You should apply nematodes three to four weeks after you observe a decline in the activity of the adult insects. That way, you know that the vast majority of eggs would have hatched by then. And any eggs that haven’t yet hatched will be attacked by future nematode generations.


Yes. If you’ve got high levels of thatch the nematodes can get held up in there. So, anything you can do to reduce this prior to applications is advisable.

Also, avoid using granular fertilisers for two weeks prior to, and post, the nematode application because granular fertilisers can do untold damage them.

Ideally, you want to aerate the surface of the turf before applying the product to improve surface infiltration rates and aid the efficiency of the nematodes getting into the soil or the rootzone. Irrigating the day before application should ensure that you have appropriate levels of water in your soil.


Typically, you will be using a vehicle-mounted sprayer or a knapsack sprayer.

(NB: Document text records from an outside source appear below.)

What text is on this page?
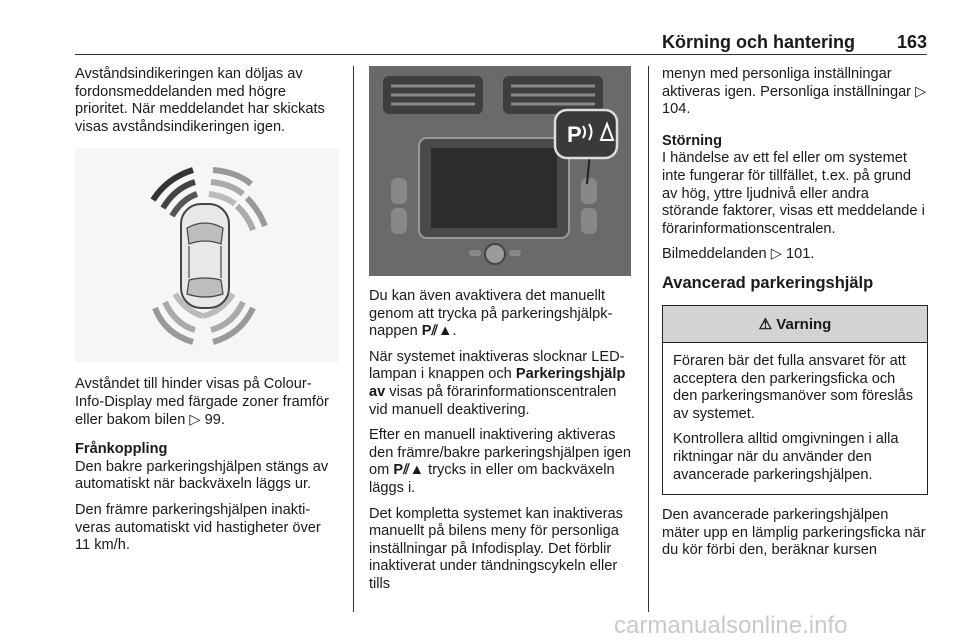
Körning och hantering 163

Avståndsindikeringen kan döljas av fordonsmeddelanden med högre prioritet. När meddelandet har skickats visas avståndsindikeringen igen.

Avståndet till hinder visas på Colour-Info-Display med färgade zoner framför eller bakom bilen ▷ 99.

Frånkoppling

Den bakre parkeringshjälpen stängs av automatiskt när backväxeln läggs ur.

Den främre parkeringshjälpen inaktiveras automatiskt vid hastigheter över 11 km/h.

P

Du kan även avaktivera det manuellt genom att trycka på parkeringshjälpknappen P⫽▲.

När systemet inaktiveras slocknar LED-lampan i knappen och Parkeringshjälp av visas på förarinformationscentralen vid manuell deaktivering.

Efter en manuell inaktivering aktiveras den främre/bakre parkeringshjälpen igen om P⫽▲ trycks in eller om backväxeln läggs i.

Det kompletta systemet kan inaktiveras manuellt på bilens meny för personliga inställningar på Infodisplay. Det förblir inaktiverat under tändningscykeln eller tills

menyn med personliga inställningar aktiveras igen. Personliga inställningar ▷ 104.

Störning

I händelse av ett fel eller om systemet inte fungerar för tillfället, t.ex. på grund av hög, yttre ljudnivå eller andra störande faktorer, visas ett meddelande i förarinformationscentralen.

Bilmeddelanden ▷ 101.

Avancerad parkeringshjälp
⚠ Varning

Föraren bär det fulla ansvaret för att acceptera den parkeringsficka och den parkeringsmanöver som föreslås av systemet.

Kontrollera alltid omgivningen i alla riktningar när du använder den avancerade parkeringshjälpen.

Den avancerade parkeringshjälpen mäter upp en lämplig parkeringsficka när du kör förbi den, beräknar kursen

carmanualsonline.info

You may have to premix a solution if it’s a small capacity tank or a knapsack sprayer. But whichever system you use, try not to apply them using too great a pressure, keep the pressure below 5 bar. The more pressure you have the more force going through the nozzle which tends to produce a smaller droplet. The benefit of large droplets is that they bounce and roll off the turf canopy until they get to the rootzone itself and are able to transport the nematodes into the root system.

You’ll need to remove all filters from your sprayer because nematodes can get trapped. Also avoid using warm water as this could shock the nematodes.

The other point that’s really important to remember is that you don’t apply these nematodes prior to, or during, heavy rain.

In this type of weather, it’s possible for the nematodes to be flushed through the rootzone and down the drainage system.

Finally, avoid applying the nematodes in direct sunlight. The ideal timing is first thing in the morning when you’ve got low light levels.